1 Aralık 2019 Pazar

Biçarenin ölümü


Sanırım bir şarkıda geçiyordu: “Binlerce insanı öldürürsen fatih, birkaç kişiyi öldürürsen katil olursun” diye.* Hakikaten savaşların böyle her şeyi düzleyici bir yanı var. Sayılar, yasalar, toplumsal kurallar ve uzlaşılar hükmünü kaybediveriyor. Bir tür kısa devre gibi oluyor savaşlar. Her şey mubah oluyor.

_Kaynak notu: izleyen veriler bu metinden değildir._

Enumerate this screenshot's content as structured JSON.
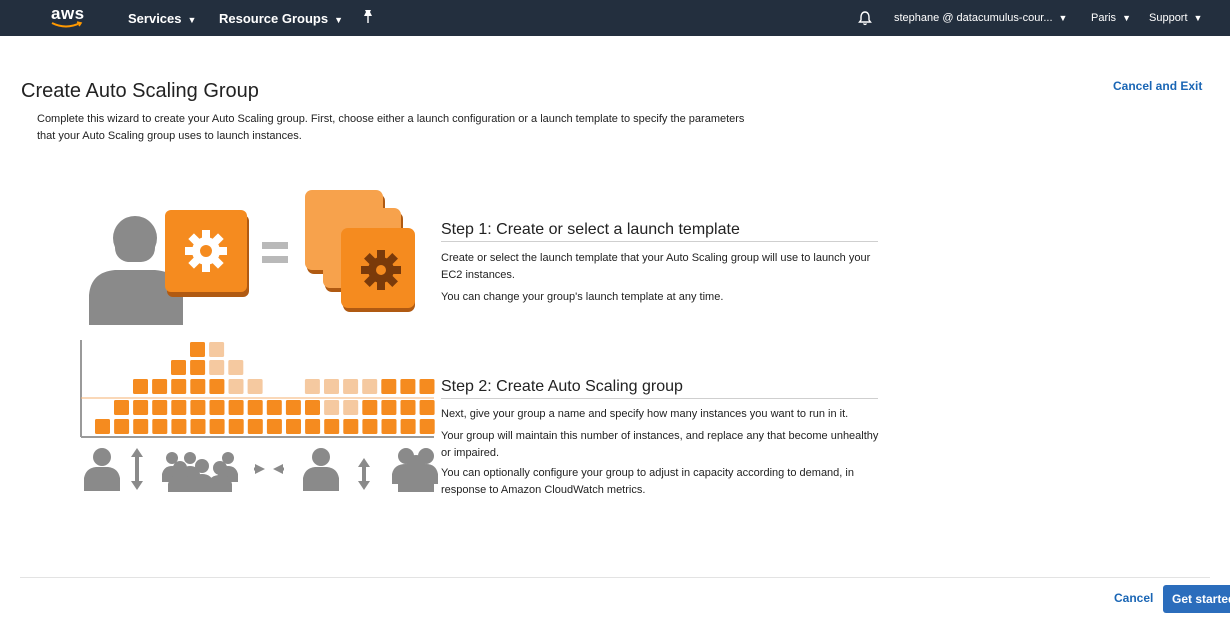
{
  "nav": {
    "logo_text": "aws",
    "services": "Services",
    "resource_groups": "Resource Groups",
    "account": "stephane @ datacumulus-cour...",
    "region": "Paris",
    "support": "Support"
  },
  "header": {
    "title": "Create Auto Scaling Group",
    "cancel_exit": "Cancel and Exit",
    "intro_line1": "Complete this wizard to create your Auto Scaling group. First, choose either a launch configuration or a launch template to specify the parameters",
    "intro_line2": "that your Auto Scaling group uses to launch instances."
  },
  "step1": {
    "title": "Step 1: Create or select a launch template",
    "p1": "Create or select the launch template that your Auto Scaling group will use to launch your EC2 instances.",
    "p2": "You can change your group's launch template at any time."
  },
  "step2": {
    "title": "Step 2: Create Auto Scaling group",
    "p1": "Next, give your group a name and specify how many instances you want to run in it.",
    "p2": "Your group will maintain this number of instances, and replace any that become unhealthy or impaired.",
    "p3": "You can optionally configure your group to adjust in capacity according to demand, in response to Amazon CloudWatch metrics."
  },
  "footer": {
    "cancel": "Cancel",
    "get_started": "Get started"
  },
  "colors": {
    "nav_bg": "#232f3e",
    "orange": "#f58b1f",
    "light_orange": "#f5c9a0",
    "gray": "#8a8a8a",
    "link": "#1a66b5",
    "primary_button": "#2b6dbc"
  }
}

Ama bu kısa devre hali bir tek savaşlarla sürmüyor. Daha doğrusu savaş hali savaş yokken de devam ediyor: Savaş oldukları ancak farklı bakınca anlaşılabilen örtük savaşlarla. Kimse bu örtük savaşları savaştan saymıyor. Koca bir sınıfsal özgürlük bu. Mesela istatistik olarak çıkıyor karşımıza. Diyebiliriz ki istatistik bu örtük savaşların bilimidir.

Ve öyle örtük savaşlar var ki başka savaşlarda ölmediği kadar çok insan hayatını kaybediyor. Hem de her şeyin bir savaşta olup bittiğinin bile farkına varmadan. 

Ne garip!

Geçtiğimiz günlerde önemli bir araştırmanın sonuçları yayınlandı. Öyle çok sessiz sedasız değil. Tartışıldı, istatistiksel olarak ele alındı. Araştırma, Amerika Birleşik Devletleri’nde 1959’dan günümüze kadar ortalama yaşam süresindeki değişimi inceliyordu. Sonuçlar ise örtük bir savaşın izdüşümüydü. Vahimdi.

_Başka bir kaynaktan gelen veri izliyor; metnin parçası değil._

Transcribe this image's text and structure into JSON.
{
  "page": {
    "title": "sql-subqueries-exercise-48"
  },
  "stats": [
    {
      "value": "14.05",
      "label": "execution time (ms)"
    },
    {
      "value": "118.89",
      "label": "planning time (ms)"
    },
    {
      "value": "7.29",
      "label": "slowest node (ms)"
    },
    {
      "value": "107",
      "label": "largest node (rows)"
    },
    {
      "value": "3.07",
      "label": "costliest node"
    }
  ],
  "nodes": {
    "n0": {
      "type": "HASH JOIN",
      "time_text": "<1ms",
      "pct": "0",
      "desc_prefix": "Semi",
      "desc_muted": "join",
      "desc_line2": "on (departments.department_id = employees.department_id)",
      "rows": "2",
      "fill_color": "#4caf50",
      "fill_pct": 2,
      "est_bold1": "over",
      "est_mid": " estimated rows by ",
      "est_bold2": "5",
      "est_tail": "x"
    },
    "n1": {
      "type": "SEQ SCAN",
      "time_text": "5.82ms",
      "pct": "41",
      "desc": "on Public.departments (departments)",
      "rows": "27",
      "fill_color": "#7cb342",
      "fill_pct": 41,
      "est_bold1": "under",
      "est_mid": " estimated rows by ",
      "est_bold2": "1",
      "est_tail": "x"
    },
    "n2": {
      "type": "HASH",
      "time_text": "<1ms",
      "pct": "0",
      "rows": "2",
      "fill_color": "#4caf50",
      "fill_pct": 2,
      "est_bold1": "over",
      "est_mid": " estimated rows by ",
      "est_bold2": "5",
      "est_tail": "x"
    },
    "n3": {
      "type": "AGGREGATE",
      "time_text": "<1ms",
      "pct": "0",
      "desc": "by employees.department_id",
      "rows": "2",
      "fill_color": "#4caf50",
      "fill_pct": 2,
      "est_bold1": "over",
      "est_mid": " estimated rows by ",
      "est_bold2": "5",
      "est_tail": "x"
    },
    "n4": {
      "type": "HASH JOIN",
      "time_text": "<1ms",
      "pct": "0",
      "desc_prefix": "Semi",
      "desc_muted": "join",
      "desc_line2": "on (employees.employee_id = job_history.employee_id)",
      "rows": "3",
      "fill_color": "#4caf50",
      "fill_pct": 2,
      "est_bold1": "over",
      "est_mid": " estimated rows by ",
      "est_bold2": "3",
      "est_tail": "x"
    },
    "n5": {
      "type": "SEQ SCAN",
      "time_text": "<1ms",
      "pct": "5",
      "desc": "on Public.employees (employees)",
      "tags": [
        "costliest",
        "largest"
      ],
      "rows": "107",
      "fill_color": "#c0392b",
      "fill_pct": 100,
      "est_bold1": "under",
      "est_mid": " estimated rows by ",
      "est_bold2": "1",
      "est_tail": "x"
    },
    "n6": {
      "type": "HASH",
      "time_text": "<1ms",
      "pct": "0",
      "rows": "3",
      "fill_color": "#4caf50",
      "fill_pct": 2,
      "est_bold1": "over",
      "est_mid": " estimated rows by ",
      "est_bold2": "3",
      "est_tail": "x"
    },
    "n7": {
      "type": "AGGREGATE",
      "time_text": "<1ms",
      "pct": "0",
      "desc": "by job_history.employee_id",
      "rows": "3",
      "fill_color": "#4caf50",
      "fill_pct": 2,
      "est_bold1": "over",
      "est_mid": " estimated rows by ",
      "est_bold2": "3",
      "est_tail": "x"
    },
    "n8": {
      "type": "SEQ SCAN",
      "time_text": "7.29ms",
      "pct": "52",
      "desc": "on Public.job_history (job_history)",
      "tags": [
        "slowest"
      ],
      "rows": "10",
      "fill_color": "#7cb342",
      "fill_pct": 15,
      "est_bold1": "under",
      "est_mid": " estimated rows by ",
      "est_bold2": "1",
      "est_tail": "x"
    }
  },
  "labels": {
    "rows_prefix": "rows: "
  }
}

Önce bir giriş: İnsanın ortalama yaşam süresi “tarih” boyunca hep arttı. Öyle boşlukta, saksıda değil. Maddi hayatın üretimi içinde. Sınıflı toplumlarla birlikte. Yani, sınıfsız toplumdan sınıflı topluma geçiş de bir zamanlar bir “ilerleme” sağladı. Ortalama ömür, doğa karşısındaki zorluklara ve üretici güçlerdeki (şimdi sahip olduğumuz –ya da sahip olamadığımız- her şey: teknoloji, genel biyoloji ve beden/sağlık bilgisi vs.) yetersizliğe rağmen bin yıllar boyunca yavaş yavaş arttı. Evet, bu artış uzun yıllar aldı ve günümüze göre çok ama çok yavaştı. Ama arttı. Yakın zamanda ise çok hızlı arttı. 

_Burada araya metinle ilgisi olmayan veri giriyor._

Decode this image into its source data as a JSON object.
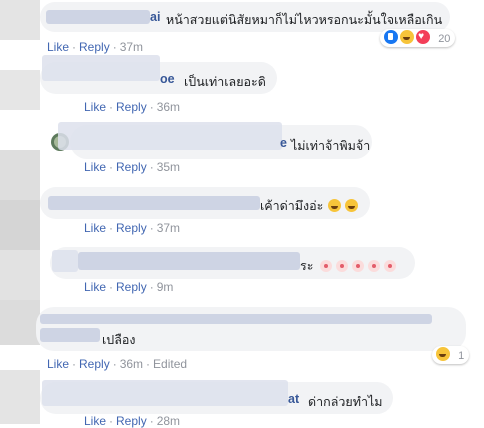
{
  "comments": [
    {
      "name_suffix": "ai",
      "text": "หน้าสวยแต่นิสัยหมาก็ไม่ไหวหรอกนะมั้นใจเหลือเกิน",
      "like": "Like",
      "reply": "Reply",
      "time": "37m",
      "reaction_count": "20"
    },
    {
      "name_suffix": "oe",
      "text": "เป็นเท่าเลยอะดิ",
      "like": "Like",
      "reply": "Reply",
      "time": "36m"
    },
    {
      "name_suffix": "e",
      "text": "ไม่เท่าจ้าพิมจ้า",
      "like": "Like",
      "reply": "Reply",
      "time": "35m"
    },
    {
      "text": "เค้าด่ามึงอ่ะ",
      "like": "Like",
      "reply": "Reply",
      "time": "37m"
    },
    {
      "text": "ระ",
      "like": "Like",
      "reply": "Reply",
      "time": "9m"
    },
    {
      "text": "เปลือง",
      "like": "Like",
      "reply": "Reply",
      "time": "36m",
      "edited": "Edited",
      "reaction_count": "1"
    },
    {
      "name_suffix": "at",
      "text": "ด่ากล่วยทำไม",
      "like": "Like",
      "reply": "Reply",
      "time": "28m"
    }
  ],
  "separator": "·",
  "colors": {
    "link": "#4267b2",
    "name": "#385898",
    "meta": "#90949c",
    "bubble": "#f2f3f5"
  }
}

Şurada çok değil sadece bir yüzyıl önce doğumda beklenen ortalama ömür 40 yaş civarındaydı. En fazla. Daha öncesinde ne kadar olduğunu siz düşünün. Mesela Roma dönemindeki bir köle için ortalama ömür muhtemelen 15-16 yıldı ve 30’u gören hakikaten çok uzun süre yaşamış sayılıyordu. Sonra üretim ilişkileri değişti ve ağanın, beyin toprağını işleyen bir köylü muhtemelen daha iyi duruma geldi: Ortalama ömür 30 yılı bulmamakla birlikte 50’yi gören artık bayağı bir yaşamış sayılıyordu. Bunu mesela, birkaç göbek önceki atalarımızdan hatırlayabiliriz.

Üretim araçlarının mülkiyetini ellerinde tutanlar ise hep uzun yaşadılar. Gerçi yalan yok, üretici güçlerdeki gelişmeyle birlikte onların da ortalama ömrü uzadı: Roma’da 60’ını zor gören bir sermayedar, bugün rahat rahat 90’ı görebiliyor. Ama ne olduysa kapoitalizmle birlikte oldu.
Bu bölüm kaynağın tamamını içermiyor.